Parkinson’s disease (PD) is usually viewed in terms of motor dysfunction, which results from degeneration of the motor structures of the nigrostriatal network such as substantia nigra, dorsal striatum, and motor cortex, accumulation and aggregation of the protein alpha-synuclein(αSyn) into fibrils, and nigrostriatal network dysfunction.
PD patients also struggle, however, with a host of cognitive and affective symptoms thought to result in part from alpha-synuclein (αSyn)-associated degeneration of structures within the mesocorticolimbic and basal forebrain networks, which includes the ventral tegmental area (VTA), ventral striatum, nucleus basalis, and prefrontal cortex (PFC).
Non-motor symptoms of PD, including cognitive impairments, impulsivity, apathy, and anxiety, are viewed by patients as more detrimental to their quality of life than motor symptoms. Unlike motor symptoms, however, for which there are a variety of treatments, there are few effective therapies for non-motor symptoms of PD.
The seeming diversity of pathogenic mechanisms in PD obscures a common risk factor: age. Mean age of onset in idiopathic PD (which comprises 85% of cases) is 56, and even ‘early onset’ PD is defined as younger than 50.
Despite the role of age as a primary risk factor, interactions between age and αSyn pathology remain largely unstudied, with research in models of αSyn pathology primarily conducted in young adult animals.

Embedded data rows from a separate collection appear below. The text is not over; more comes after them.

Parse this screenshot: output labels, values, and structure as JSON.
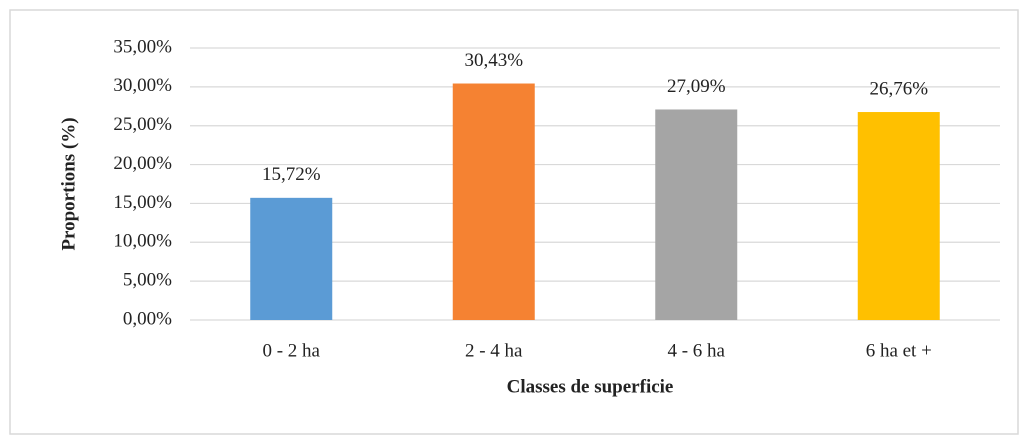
{
  "chart_data": {
    "type": "bar",
    "categories": [
      "0 - 2 ha",
      "2 - 4 ha",
      "4 - 6 ha",
      "6 ha et +"
    ],
    "values": [
      15.72,
      30.43,
      27.09,
      26.76
    ],
    "value_labels": [
      "15,72%",
      "30,43%",
      "27,09%",
      "26,76%"
    ],
    "colors": [
      "#5b9bd5",
      "#f58232",
      "#a5a5a5",
      "#ffc000"
    ],
    "xlabel": "Classes de superficie",
    "ylabel": "Proportions (%)",
    "ylim": [
      0,
      35
    ],
    "yticks": [
      {
        "value": 0,
        "label": "0,00%"
      },
      {
        "value": 5,
        "label": "5,00%"
      },
      {
        "value": 10,
        "label": "10,00%"
      },
      {
        "value": 15,
        "label": "15,00%"
      },
      {
        "value": 20,
        "label": "20,00%"
      },
      {
        "value": 25,
        "label": "25,00%"
      },
      {
        "value": 30,
        "label": "30,00%"
      },
      {
        "value": 35,
        "label": "35,00%"
      }
    ],
    "grid": true
  }
}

Oscillatory patterns in the gamma range (30 – 80 Hz) are important for cognitive tasks including attention and memory, and impaired gamma activity is associated with cognitive impairments in patients with Alzheimer’s disease (AD) and PD as well as normal ageing. Moreover, non-invasive, gamma-band neuromodulation improves cognition and delays progression of neuropathology in mouse models of AD through poorly understood neuroimmune-mediated mechanisms.

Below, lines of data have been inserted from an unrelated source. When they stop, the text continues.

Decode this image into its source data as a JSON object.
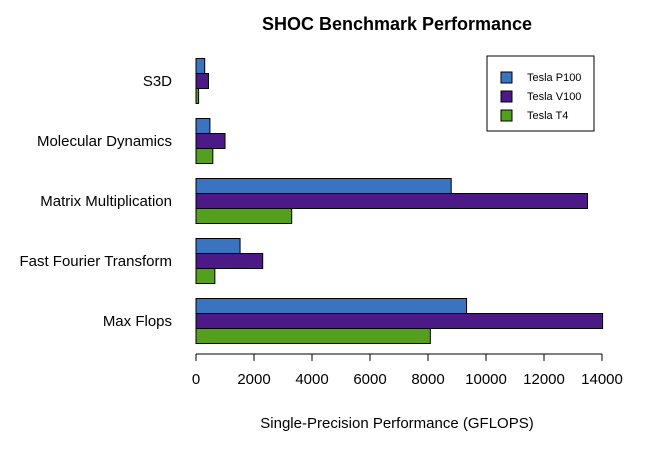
{
  "chart_data": {
    "type": "bar",
    "orientation": "horizontal",
    "title": "SHOC Benchmark Performance",
    "xlabel": "Single-Precision Performance (GFLOPS)",
    "ylabel": "",
    "xlim": [
      0,
      14000
    ],
    "xticks": [
      0,
      2000,
      4000,
      6000,
      8000,
      10000,
      12000,
      14000
    ],
    "categories": [
      "S3D",
      "Molecular Dynamics",
      "Matrix Multiplication",
      "Fast Fourier Transform",
      "Max Flops"
    ],
    "series": [
      {
        "name": "Tesla P100",
        "color": "#3a74c1",
        "values": [
          300,
          480,
          8800,
          1520,
          9330
        ]
      },
      {
        "name": "Tesla V100",
        "color": "#4b1a86",
        "values": [
          430,
          1000,
          13500,
          2300,
          14020
        ]
      },
      {
        "name": "Tesla T4",
        "color": "#54a01e",
        "values": [
          90,
          580,
          3300,
          650,
          8080
        ]
      }
    ],
    "legend_position": "top-right",
    "grid": false
  }
}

The Burns Lab explores the relationship between ageing, electrophysiologic and neuroimmune processes, and neurodegenerative disease. We use advanced immunohistochemical techniques, high resolution light sheet imaging and MRI imaging, and complex behavioral assessments with the long-term goal of determining the neural and behavioral mechanisms underlying cognitive and affective symptoms of synucleinopathies such as Parkinson’s disease dementia, Dementia with Lewy Body, and Multiple System Atrophy, and developing therapeutic strategies that address these symptoms to improve patients’ quality of life.